Transition to today’s hypnosis

Around 1770, modern science perceived hypnosis, which had been known since ancient times, as a phenomenon detached from a magical-religious background. Franz Anton Mesmer experimented with magnets, which he placed on patients. He called the effect magnetism animalis, but attributed the active forces to the magnets.
Due to Mesmer’s popularity, the process of hypnotizing was also called “mesmerizing” for a long time; a term that still exists in contemporary English
(to mesmerize‚ hypnotize‘).
Alfres Russel Wallace believed that he could prove Gall’s skull map with the help of mesmerization. In a text unpublished during his lifetime, Friedrich Engels criticized mesmerism (in his later phase often synonymous with “somnambulism”) and Wallace’s theories as misconceptions and self-deception.
According to his own account, Engels put a twelve-year-old boy without magnets into a hypnotic state by “gently touching or stroking” him, in order to then let the boy experience the effect of self-discovered Gallic areas of the skull.
He comes to the conclusion that effects only ever occurred when the “patient was made to understand [wurde] what was expected of him.” The hypnotist’s belief in the cranial map unconsciously caused the desired effects to occur in the hypnotized person, just as the magnets were ascribed powers that arose from other causes

Around the middle of the 19th century, there was a conceptual and conceptual change from “animal magnetism” to “hpnotism”.
Devices such as the hypnoscope emerged. The hypnoscope (Greek) is an apparatus constructed by Gustav Wilhelm Geßmann at the end of the 19th century, with the help of which it was thought to be possible to find out whether a test subject could be easily hypnotized or not. The effectiveness of this procedure has not been proven.
In the UK, a relatively large number of people were critical of the process of “mesmerization”. Nevertheless, the English eye surgeon James Braid attended a performance by the magnetizer LaFontaine, the fabulist’s grandson, and discovered that the fluttering of the eyelids could not be triggered voluntarily.
He then experimented with test subjects, asking them to fixate on shiny objects in order to induce a trance state.

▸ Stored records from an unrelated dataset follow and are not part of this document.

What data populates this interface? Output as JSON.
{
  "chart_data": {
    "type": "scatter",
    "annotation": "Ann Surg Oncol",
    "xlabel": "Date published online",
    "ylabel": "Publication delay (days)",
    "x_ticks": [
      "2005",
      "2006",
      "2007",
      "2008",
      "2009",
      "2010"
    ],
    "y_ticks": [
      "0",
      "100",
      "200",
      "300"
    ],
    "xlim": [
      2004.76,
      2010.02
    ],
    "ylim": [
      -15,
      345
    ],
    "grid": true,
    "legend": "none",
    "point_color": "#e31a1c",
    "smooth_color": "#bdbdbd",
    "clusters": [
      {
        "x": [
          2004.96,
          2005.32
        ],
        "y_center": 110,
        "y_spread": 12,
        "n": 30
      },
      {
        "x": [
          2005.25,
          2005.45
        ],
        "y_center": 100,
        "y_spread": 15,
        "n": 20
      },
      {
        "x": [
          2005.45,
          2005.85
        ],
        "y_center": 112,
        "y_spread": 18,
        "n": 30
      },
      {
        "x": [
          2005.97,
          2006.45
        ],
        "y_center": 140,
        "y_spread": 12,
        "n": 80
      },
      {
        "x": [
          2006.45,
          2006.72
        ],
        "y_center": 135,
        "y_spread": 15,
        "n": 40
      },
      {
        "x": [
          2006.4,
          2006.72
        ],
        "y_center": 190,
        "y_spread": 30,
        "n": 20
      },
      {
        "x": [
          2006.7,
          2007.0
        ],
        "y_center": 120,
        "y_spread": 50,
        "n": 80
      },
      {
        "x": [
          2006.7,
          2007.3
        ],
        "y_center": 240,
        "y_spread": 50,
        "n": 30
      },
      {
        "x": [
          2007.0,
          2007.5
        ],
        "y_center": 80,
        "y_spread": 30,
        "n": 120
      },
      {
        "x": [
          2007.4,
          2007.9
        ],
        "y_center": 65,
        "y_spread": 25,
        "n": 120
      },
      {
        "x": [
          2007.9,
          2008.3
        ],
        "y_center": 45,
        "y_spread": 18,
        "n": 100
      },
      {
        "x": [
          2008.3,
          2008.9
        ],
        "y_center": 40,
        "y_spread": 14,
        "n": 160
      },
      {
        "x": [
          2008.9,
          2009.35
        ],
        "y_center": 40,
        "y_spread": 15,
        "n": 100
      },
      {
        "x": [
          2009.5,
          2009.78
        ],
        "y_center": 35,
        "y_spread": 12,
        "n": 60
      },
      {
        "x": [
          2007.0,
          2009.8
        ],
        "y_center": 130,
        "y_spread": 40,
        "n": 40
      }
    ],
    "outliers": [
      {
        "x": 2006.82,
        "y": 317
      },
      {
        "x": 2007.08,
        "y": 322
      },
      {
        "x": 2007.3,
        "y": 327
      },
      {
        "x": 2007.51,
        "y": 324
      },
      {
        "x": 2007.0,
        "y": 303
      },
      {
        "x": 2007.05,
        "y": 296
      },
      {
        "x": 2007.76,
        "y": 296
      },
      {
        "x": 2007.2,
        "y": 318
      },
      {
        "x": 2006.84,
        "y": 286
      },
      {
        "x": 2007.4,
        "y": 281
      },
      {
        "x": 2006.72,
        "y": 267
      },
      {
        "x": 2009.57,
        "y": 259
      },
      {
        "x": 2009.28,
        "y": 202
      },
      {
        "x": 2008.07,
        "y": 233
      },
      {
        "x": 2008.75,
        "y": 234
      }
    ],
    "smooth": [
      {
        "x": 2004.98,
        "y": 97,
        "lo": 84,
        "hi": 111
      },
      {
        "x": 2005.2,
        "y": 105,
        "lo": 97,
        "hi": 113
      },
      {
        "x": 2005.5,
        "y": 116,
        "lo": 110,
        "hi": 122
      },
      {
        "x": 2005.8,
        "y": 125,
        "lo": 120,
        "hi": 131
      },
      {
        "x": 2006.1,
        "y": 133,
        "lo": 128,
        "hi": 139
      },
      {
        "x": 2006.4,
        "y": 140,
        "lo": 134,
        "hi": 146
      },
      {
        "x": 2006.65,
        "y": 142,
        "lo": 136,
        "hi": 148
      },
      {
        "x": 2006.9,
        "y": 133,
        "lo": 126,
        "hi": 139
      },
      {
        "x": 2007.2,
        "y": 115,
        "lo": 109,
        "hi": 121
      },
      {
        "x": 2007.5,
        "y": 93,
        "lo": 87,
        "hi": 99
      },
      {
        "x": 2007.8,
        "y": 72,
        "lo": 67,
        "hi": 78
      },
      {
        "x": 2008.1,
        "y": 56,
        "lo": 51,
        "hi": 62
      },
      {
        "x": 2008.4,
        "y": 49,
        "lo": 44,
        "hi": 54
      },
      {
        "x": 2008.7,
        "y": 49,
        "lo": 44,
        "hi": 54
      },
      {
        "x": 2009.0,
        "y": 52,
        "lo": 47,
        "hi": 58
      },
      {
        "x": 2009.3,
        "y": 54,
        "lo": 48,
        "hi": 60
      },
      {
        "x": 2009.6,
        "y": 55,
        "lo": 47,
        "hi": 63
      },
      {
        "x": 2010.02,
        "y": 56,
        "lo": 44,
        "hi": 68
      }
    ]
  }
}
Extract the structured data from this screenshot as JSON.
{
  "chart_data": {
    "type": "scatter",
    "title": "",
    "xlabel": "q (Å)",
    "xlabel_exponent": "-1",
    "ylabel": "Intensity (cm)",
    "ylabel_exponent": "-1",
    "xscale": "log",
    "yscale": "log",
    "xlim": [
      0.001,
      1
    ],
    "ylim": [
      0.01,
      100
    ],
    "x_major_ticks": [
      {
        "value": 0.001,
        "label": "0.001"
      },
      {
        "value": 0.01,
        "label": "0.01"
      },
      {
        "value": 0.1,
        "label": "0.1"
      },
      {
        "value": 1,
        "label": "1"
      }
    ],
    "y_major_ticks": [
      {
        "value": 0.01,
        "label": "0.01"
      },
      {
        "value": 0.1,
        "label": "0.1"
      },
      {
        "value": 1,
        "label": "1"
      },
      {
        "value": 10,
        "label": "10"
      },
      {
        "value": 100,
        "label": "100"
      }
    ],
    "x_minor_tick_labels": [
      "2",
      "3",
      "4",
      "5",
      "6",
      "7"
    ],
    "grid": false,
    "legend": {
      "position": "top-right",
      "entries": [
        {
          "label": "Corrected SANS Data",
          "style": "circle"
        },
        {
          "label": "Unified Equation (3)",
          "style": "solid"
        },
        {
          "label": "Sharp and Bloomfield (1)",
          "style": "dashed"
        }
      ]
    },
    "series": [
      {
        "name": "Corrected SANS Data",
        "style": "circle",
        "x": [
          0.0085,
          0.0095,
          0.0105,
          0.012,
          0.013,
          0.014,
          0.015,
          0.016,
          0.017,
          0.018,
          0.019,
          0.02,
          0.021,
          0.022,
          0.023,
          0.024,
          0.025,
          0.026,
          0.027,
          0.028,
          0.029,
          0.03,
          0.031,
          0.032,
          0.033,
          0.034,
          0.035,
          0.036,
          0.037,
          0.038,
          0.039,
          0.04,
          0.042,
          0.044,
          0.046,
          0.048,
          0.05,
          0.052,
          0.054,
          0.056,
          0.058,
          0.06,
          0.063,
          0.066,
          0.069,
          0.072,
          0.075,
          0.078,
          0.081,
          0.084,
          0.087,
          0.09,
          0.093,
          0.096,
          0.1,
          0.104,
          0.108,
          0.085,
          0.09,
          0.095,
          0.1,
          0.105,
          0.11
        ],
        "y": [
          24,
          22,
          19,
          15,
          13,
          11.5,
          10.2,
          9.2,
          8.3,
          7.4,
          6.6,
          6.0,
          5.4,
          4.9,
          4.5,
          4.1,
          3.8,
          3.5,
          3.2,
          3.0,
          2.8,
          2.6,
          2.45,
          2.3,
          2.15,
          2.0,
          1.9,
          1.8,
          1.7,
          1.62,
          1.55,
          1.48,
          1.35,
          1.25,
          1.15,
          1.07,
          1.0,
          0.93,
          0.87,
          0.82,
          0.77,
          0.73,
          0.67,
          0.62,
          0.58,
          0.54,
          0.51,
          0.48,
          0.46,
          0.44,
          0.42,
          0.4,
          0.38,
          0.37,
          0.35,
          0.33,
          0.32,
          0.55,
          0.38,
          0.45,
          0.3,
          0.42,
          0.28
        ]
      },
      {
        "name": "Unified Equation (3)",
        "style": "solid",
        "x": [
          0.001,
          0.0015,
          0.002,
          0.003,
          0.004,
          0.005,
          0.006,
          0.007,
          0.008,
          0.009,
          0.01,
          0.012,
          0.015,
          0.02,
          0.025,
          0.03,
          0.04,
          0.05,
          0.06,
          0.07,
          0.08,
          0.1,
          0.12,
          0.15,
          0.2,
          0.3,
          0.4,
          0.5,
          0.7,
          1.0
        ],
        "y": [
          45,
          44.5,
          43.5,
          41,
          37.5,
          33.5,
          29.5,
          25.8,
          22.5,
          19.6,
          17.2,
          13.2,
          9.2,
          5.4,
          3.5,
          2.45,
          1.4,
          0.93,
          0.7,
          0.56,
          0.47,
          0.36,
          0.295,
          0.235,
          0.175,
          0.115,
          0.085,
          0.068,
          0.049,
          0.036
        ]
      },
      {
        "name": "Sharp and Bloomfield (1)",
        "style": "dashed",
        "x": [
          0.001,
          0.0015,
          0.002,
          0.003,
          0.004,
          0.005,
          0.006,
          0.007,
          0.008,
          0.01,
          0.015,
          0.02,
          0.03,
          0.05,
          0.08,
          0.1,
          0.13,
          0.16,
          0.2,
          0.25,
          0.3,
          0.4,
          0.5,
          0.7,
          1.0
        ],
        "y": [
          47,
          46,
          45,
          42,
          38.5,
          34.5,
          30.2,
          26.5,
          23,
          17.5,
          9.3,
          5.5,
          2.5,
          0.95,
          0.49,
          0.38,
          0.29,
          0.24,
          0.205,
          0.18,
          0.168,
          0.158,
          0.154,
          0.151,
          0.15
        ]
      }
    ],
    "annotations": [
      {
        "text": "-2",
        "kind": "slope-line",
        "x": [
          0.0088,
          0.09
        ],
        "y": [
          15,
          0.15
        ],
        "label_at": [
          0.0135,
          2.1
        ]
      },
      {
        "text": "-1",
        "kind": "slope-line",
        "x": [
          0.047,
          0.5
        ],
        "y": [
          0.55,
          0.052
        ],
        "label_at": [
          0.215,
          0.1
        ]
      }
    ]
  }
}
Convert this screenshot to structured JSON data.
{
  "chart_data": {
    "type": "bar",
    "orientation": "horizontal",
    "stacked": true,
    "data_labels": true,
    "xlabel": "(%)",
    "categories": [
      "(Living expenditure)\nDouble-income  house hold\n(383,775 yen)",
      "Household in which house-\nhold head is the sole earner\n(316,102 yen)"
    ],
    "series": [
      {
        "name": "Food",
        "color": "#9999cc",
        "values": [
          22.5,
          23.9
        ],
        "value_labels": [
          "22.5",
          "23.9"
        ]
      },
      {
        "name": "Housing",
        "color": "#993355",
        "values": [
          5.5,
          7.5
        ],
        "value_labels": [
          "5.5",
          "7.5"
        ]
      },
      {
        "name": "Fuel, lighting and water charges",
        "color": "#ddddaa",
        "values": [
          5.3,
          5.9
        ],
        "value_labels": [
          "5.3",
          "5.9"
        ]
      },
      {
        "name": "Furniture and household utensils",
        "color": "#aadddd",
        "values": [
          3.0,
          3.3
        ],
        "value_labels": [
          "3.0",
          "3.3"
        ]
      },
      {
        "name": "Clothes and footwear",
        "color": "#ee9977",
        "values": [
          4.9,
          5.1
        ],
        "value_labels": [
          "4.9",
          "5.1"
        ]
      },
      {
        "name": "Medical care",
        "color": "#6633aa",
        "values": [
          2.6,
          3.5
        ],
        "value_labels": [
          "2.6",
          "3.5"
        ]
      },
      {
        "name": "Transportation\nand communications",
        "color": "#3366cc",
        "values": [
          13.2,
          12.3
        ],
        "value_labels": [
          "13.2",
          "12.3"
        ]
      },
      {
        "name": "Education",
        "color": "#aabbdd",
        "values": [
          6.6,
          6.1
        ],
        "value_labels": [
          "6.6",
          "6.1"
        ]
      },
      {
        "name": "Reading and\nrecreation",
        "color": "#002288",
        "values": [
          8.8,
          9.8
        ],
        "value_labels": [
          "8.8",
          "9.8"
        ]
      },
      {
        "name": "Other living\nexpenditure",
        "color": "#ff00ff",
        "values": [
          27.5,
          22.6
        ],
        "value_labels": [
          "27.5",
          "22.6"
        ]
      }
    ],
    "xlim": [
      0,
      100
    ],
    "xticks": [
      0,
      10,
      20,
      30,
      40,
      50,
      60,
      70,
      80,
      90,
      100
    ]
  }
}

In the course of time he rejected the ideas of magnetic animalism and put forward the theory of brain-physiological changes that should take place during a trance. Braid performed numerous eye operations under hypnosis and thus opened up the debate about further application and treatment options.

In the 19th century, France was a leader in the study of hypnosis with the schools in Nancy (Ambroise-Auguste Liébeault, Hippolyte Bernheim) and Paris (Jean-Martin Charcot).
Sigmund Freud became aware of Mesmer’s experiments at Jean-Martin Charcot in Paris in 1885 and tried this method himself to treat patients. This became the starting point for his studies on hysteria. However, he later abandoned this method and devoted himself to his technique of free association.
In the 1930s, hypnotists included Ferenc Völgyesi and Erik Jan Hanussen.

Hypnosis was significantly developed in the 20th century in the German-speaking world, first by Oscar Vogt (1870-1959), then by his pupil Johannes Heinrich Schultz (1884-1970), who developed autogenic training from it, and later by Klaus Thomas.

In the American-speaking world, hypnosis was significantly further developed by Milton H. Erickson (indirect hypnosis), Kroger and Dave Elman (authoritarian hypnosis).

In England, John Hartland is one of the best-known hypnotists. His book Dictionary of Medical and Dental Hypnosis is one of the official training textbooks for British hypnosis doctors.

Erickson founded a new form of hypnotherapy, which is now considered the most modern form and from which other psychological methods, such as neuro-linguistic programming (NLP), developed.